Les papillons de l'Ardor

« Je pense comme toi, reprend Douha en s'adressant à moi. Je disais à Bin Al Azar que la mathématique produit des enzymes pour la pensée, avec lesquels elle décompose tout ce à quoi elle s'attaque. Je crois que l'art fait le travail inverse. Il recompose, synthétise et rend intuitif. Autant dire que l'un est bien indispensable à l'autre. »

 

Les papillons sont précoces cette année. On m'a dit qu'ils ne sortaient d'habitude de leur chrysalide qu'à la toute fin du printemps, au cours de la semaine qui précède le solstice.

Les papillons, pas seulement ceux de Bolgobol, comptent parmi les dernières apparitions dans la chaîne de l'évolution. Ils sont à peu près contemporains des primates supérieurs, peut-être des hominiens.

Pendant longtemps, les esprits les plus critiques ont cru que l'évolution convergeait en une ligne droite allant des êtres primitifs jusqu'à la créature façonnée à l'image de Dieu. Lamarck n'a jamais imaginé que l'évolution pouvait rayonner dans la plus grande diversité, plutôt que converger vers ce qui lui paraissait la plus haute perfection. Darwin lui-même n'a pas remis en cause ce modèle. Il ne croyait pourtant pas à un plan divin. Il lui avait substitué une sélection opérée par le hasard et la mort, qui n'aboutissait pourtant pas à un résultat sensiblement différent.

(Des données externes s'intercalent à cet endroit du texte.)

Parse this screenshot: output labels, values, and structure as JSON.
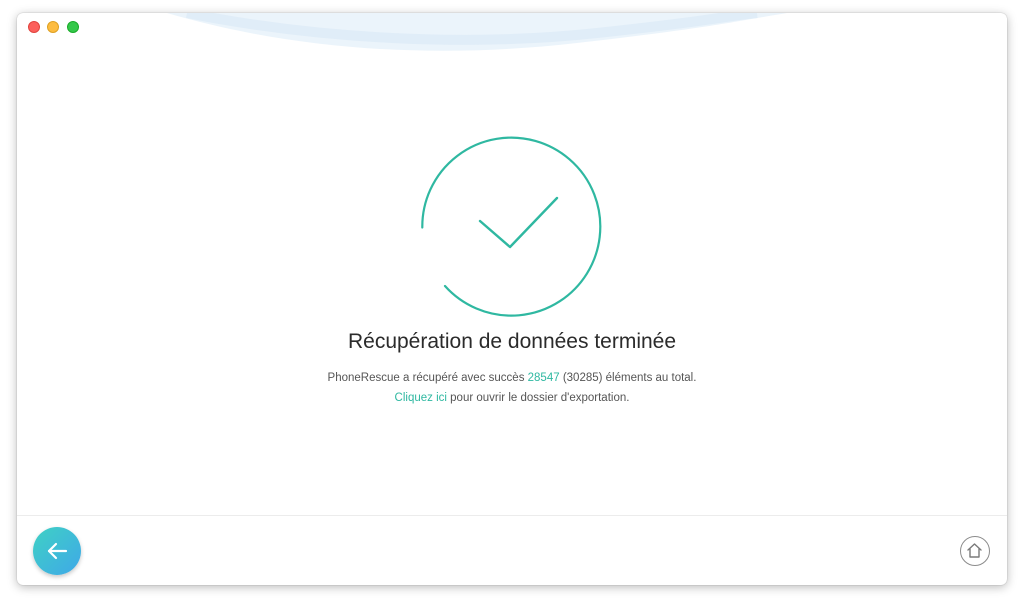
{
  "window": {
    "controls": [
      "close",
      "minimize",
      "maximize"
    ]
  },
  "main": {
    "status_icon": "success-check-icon",
    "title": "Récupération de données terminée",
    "summary": {
      "before": "PhoneRescue a récupéré avec succès ",
      "count": "28547",
      "after": " (30285) éléments au total."
    },
    "export": {
      "link": "Cliquez ici",
      "after": " pour ouvrir le dossier d'exportation."
    }
  },
  "footer": {
    "back_icon": "arrow-left-icon",
    "home_icon": "home-icon"
  },
  "colors": {
    "accent": "#2fb8a1",
    "back_button_start": "#3fd1c4",
    "back_button_end": "#3fa8e8"
  }
}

Pour tous, un insecte, et notamment un papillon, devait être antérieur, dans l'échelle de l'évolution, aux arachnides, aux crustacés, et, à plus forte raison, aux cordés. Je crois d'ailleurs que beaucoup de zoologues et de biologistes restent attachés à leur insu à de telles visions, qu'on pourrait qualifier de téléoanthropomorphisme. Lorsque j'étais étudiant, je me souviens qu'aucun professeur de science n'avait été capable de me donner une ébauche de tableau de l'évolution des insectes.

 

« J'aimerais quand même mieux comprendre, reprend Manzi, comment tu entends que l'art ne serait plus dans le marché, mais dans le langage. »

« De mon côté, j'aimerais mieux comprendre aussi votre polémique sur les différences de statuts entre les "données" et le "code sources" à propos des textes. Quelque chose me dit que ces questions sont liées. »

 

L'art au Marmat

Comme il n'y a aucune forme de marché de l'art dans tous les territoires du Marmat, et moins encore dans la République Tasgarde, mes remarques ont pris un ton inédit pour mes amis.

Il y a bien ici autant de musées que partout ailleurs dans le monde, mais bien peu sont consacrés aux beaux-arts. Dans ces régions d'Asie Centrale, les lettres et la poésie furent toujours associées autant au chant et à la musique — et alors elles restent vivantes et populaires —, qu'à la pensée philosophique, métaphysique et même scientifique. Les arts plastiques, depuis longtemps non figuratifs, étaient liés, eux, à l'architecture, et leur histoire se confond à celle des techniques.

 

À l'instar d'un Léonard de Vinci, les ingénieurs, les mathématiciens et les savants consacrèrent toujours une part de leurs ouvrages à la production esthétique. Le musée de la technique du parc Ibn Roshd est lui-même très riche en manuscrits enluminées ou en reproductions de calligraphies architecturales.

Il contient un important département sur l'art industriel contemporain, qui donne une place centrale aux travaux de Malévitch, au Bauhaus de la république de Weimar, et aux constructivistes russes, notamment aux recherches de Jacobson, de la poésie futuriste à ses retombées sur le calcul de l'information et la téléphonie.